K metro 0/Assadakah – Beirut – Lo ha annunciato lo stesso Hariri alla televisione nazionale in un discorso rivolto alla nazione, “Salgo ora al palazzo presidenziale di Baabda (località a 15 minuti da Beirut) per rassegnare le mie dimissioni al presidente della Repubblica Michel Aoun”, ha detto ieri nel pomeriggio, secondo quanto prevede l’articolo 69 della costituzione –
K metro 0/Assadakah – Beirut – Lo ha annunciato lo stesso Hariri alla televisione nazionale in un discorso rivolto alla nazione, “Salgo ora al palazzo presidenziale di Baabda (località a 15 minuti da Beirut) per rassegnare le mie dimissioni al presidente della Repubblica Michel Aoun”, ha detto ieri nel pomeriggio, secondo quanto prevede l’articolo 69 della costituzione – “Ho preso questa decisione dopo aver ascoltato le richieste dei manifestanti, affermando che si è trovato in un vicolo cieco.”
Dopo la notizia delle dimissioni del premier Saad Hariri, a Beirut si stanno vivendo ore drammatiche, secondo quanto riporta Saad Kiwan da Beirut, alcuni squadristi di Hezbollah e del movimento Amal del Presidente del parlamento Berri, hanno attaccato la piazza centrale della rivolta a Riyad el-Solh e in Piazza dei Martiri hanno distrutto tutto: tende, installazioni e postazioni di tv e stampa, tentando di disperdere i manifestanti.
Notizie non confermate parlano anche di scontri e feriti tra i manifestanti pacifici, molte strade e percorsi principali sono chiusi con gomme bruciate. La provocazione è iniziata ieri mattina, quando un gruppo di teppisti ha voluto aprire una strada principale tra due settori di Beirut, armati di spranghe e bastoni, e la situazione è degenerata in uno scontro che le forze dell’ordine hanno fatto fatica a contenere. Il tutto il Paese il clima si è fatto rovente e non pochi parlano di probabili sviluppi ancora peggiori. Infatti, nella giornata di ieri gli squadristi hanno attaccato la piazza centrale. La domanda ora è: perché Hezbollah ha deciso di disperdere i manifestanti? Forse la sorpresa della notizia che il primo ministro Saad Hariri ha deciso di gettare la spugna? Si registra un numero imprecisato di feriti tra poliziotti, giornalisti e manifestanti. A breve è atteso il discorso del leader di Hezbollah, Hassan Nasrallah.
In Libano, la Costituzione prevede la spartizione dei poteri in base alle confessioni religiose (un primo ministro musulmano sunnita, un capo del Parlamento sciita, un presidente della repubblica cristiano maronita), gruppi spesso in contrasto fra loro, che si accusano a vicenda di essere collusi con agende estere. Oggi la protesta popolare è, per la prima volta, realmente multiconfessionale, visto che vi prendono parte anche i drusi.

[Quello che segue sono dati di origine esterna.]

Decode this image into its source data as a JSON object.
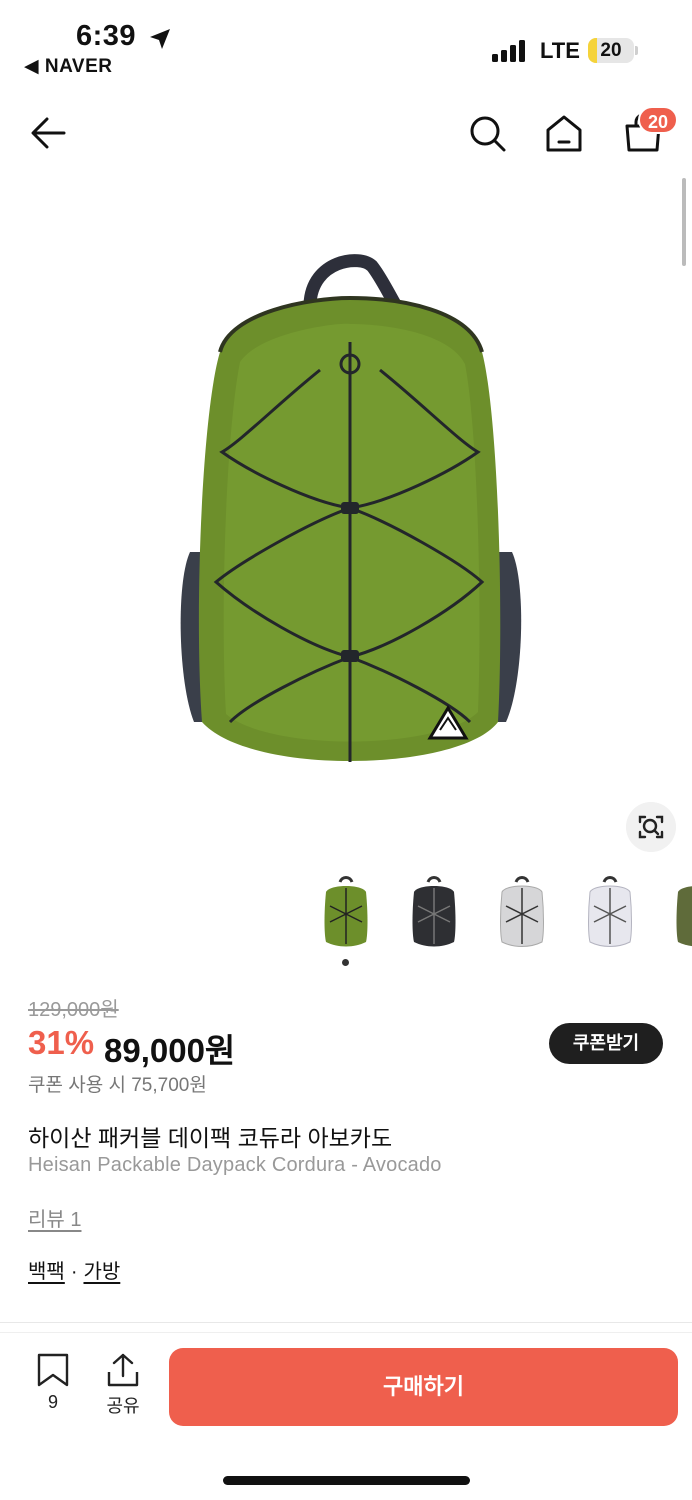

Il Libano è scosso da proteste ininterrotte, giunte al 14esimo giorno, dovute alla crisi economica e al contrasto con il governo ai massimi livelli, accusato di corruzione. Gli istituti bancari, scuole e uffici governativi rimarranno chiusi per motivi di sicurezza e ordine pubblico. Due giorni fa i manifestanti libanesi hanno formato una catena umana di 170 km per impedire all’esercito di rimuovere uno sbarramento di terra battuta che blocca una strada sul mare, a nord-est di Beirut, facendo barricate e bloccando il traffico delle principali strade, mentre le forze di sicurezza cercavano di aprirla.
I militari sono intervenuti a Beirut e in altre località del paese per rimuovere le barriere, gli ostacoli e le tende eretti nei giorni scorsi sulle carreggiate, dando ultimatum ai manifestanti. In alcuni momenti i militari si sono scontrati con i manifestanti, come nel caso verificatosi lungo l’autostrada che collega Beirut a Tripoli, all’altezza della località di Jall a Dib.
Le proteste proseguono intonando un unico slogan “Killon yanii Killon” (“tutti significa tutti”): devono dimettersi, i manifestanti non hanno più timori a fare i nomi degli storici politici nazionali, come lo stesso premier Hariri, lo speaker del Parlamento Nabih Berri, il ministro degli Esteri e capo del Movimento patriottico libero Gebran Bassil, il Capo di Stato Michel Aoun.
Significativa la partecipazione della diaspora che hanno indetto manifestazioni di solidarietà ai manifestanti in tutto il mondo e in particolare nelle principali piazze d’Europa.